As regular readers will know, not least because I have wittered on about it endlessly, I spent the best part of last year penning my first novel. Despite numerous self deluded daydreams, by the time I’d finished I was pretty certain that this was not the book that was going to propel me into the literary spotlight. However, I thought it might not be totally without merit and was interested in a third party’s perspective. I hit upon the idea of sharing it with my book group.
When I bounced this proposal off various people, I was met with two responses. ‘You’re brave!’ from my friends and ‘You’re mad!’ from people who knew a little about the publishing world. Still, always one to plough my own furrow, I soldiered on regardless, distributed copies to the relevant people and waited for the crucial meeting of my critics.
The evening began with the usual chit chat and when I could bear the suspense no longer, I brought the meeting to order and the dissection of my novel began. Now, I had a fair idea of the merits and flaws of my work and I know the members of my group and their literary likes and dislikes pretty well so I wasn’t expecting any shocks. My greatest fear was that they would all smiled at me glibly and said it was good because then I’d know they hated it.

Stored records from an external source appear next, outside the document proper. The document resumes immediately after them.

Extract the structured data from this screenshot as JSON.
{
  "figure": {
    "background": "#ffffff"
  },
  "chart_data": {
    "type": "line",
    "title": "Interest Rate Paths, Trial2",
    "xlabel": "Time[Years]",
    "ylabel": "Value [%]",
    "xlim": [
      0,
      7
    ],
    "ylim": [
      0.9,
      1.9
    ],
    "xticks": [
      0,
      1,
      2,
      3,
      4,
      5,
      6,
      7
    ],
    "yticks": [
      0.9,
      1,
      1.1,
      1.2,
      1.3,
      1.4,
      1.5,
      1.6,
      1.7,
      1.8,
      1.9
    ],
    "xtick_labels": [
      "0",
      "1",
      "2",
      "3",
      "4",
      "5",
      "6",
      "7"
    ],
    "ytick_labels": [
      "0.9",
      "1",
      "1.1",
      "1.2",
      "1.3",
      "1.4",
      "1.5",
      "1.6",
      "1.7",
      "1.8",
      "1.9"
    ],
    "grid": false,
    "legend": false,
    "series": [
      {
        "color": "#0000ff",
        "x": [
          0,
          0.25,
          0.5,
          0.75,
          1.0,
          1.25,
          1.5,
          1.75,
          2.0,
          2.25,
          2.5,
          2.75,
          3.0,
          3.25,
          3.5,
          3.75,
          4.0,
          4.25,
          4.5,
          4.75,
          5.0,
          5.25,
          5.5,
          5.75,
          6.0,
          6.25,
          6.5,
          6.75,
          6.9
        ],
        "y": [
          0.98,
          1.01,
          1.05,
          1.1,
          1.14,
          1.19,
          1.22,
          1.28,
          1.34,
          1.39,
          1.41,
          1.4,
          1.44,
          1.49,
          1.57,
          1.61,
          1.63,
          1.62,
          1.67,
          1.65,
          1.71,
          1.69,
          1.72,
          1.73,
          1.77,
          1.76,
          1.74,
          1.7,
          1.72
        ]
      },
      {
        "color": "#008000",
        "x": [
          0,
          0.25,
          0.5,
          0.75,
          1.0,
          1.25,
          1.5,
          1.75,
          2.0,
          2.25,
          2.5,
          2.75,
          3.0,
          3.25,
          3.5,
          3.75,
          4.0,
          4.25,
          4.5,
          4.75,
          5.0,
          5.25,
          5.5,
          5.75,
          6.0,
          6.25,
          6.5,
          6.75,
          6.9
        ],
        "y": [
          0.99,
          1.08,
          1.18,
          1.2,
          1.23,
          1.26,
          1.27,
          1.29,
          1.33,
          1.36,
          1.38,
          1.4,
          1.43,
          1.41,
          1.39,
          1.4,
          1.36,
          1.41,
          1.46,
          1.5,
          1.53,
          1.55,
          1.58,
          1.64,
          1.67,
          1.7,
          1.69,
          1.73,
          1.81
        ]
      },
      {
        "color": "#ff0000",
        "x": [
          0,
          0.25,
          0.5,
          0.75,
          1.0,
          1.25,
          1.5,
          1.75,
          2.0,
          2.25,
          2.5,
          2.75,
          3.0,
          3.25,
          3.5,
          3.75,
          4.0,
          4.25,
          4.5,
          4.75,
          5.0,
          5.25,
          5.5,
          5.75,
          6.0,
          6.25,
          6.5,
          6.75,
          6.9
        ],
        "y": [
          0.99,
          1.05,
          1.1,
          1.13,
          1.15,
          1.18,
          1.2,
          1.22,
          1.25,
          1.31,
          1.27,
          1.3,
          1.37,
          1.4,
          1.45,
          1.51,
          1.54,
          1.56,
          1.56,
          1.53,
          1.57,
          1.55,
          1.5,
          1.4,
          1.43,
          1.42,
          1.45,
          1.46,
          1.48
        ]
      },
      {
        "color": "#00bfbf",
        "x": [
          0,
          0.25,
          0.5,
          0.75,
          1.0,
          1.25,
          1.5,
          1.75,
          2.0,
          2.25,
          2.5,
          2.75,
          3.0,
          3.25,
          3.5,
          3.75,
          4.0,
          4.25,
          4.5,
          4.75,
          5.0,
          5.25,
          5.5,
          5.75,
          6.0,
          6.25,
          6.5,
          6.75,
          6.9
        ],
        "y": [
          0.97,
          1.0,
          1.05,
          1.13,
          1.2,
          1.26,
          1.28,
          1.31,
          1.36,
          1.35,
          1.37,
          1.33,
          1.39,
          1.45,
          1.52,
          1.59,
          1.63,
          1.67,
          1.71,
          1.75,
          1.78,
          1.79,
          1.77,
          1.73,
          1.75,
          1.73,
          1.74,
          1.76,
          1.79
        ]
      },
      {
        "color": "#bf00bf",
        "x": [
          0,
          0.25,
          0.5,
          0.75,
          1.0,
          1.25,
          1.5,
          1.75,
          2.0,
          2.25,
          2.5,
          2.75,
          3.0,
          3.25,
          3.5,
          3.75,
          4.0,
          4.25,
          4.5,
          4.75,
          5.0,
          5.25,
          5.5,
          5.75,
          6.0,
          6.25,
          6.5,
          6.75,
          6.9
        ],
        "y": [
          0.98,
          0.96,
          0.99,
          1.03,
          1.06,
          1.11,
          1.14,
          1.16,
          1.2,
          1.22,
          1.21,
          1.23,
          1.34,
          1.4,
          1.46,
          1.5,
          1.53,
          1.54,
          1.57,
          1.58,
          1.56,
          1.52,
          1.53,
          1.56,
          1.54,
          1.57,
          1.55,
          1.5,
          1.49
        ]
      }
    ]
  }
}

But they didn’t. Within ten minutes they were in hot debate about the credibility of my characters and whether teenage girls would really have hitched to London as a dare. To an outsider, the meeting would have seemed to have been progressing along our well worn path. We were a group of well educated, well read women robustly discussing a novel and all reaching different conclusions.
Of course, for me it was a little different. Each time they said that they wanted more of this and less of that my insides squirmed. Sometimes, their criticism was so fierce that I thought that perhaps they had forgotten that the author was in the room. But then maybe this was a good thing. They discussed my book, chewing it over backwards and forwards in minute detail for at least as long as we spent on Ali Smith last month. If nothing else, it had provoked debate and not everything we read does that. Almost worse was when they said that they liked a scene or a character or the writing style. Never good with compliments, this was nearly as difficult for me to take as the criticism.
Despite almost begging them to stop a couple of times when I thought I could bear it no longer, after about an hour we wound the discussion up and conversation floated back to something more general. I collected my copies back in, thanked them for taking the time and walked home, breathing deeply of the the crisp night air and processing what had just happened.
And now how do I feel? Well, in all honesty I feel inspired to continue. I shall take what I’ve learned both from the writing experience itself and from sharing my work and crack on with the next one. All I need is a good idea and then who knows?!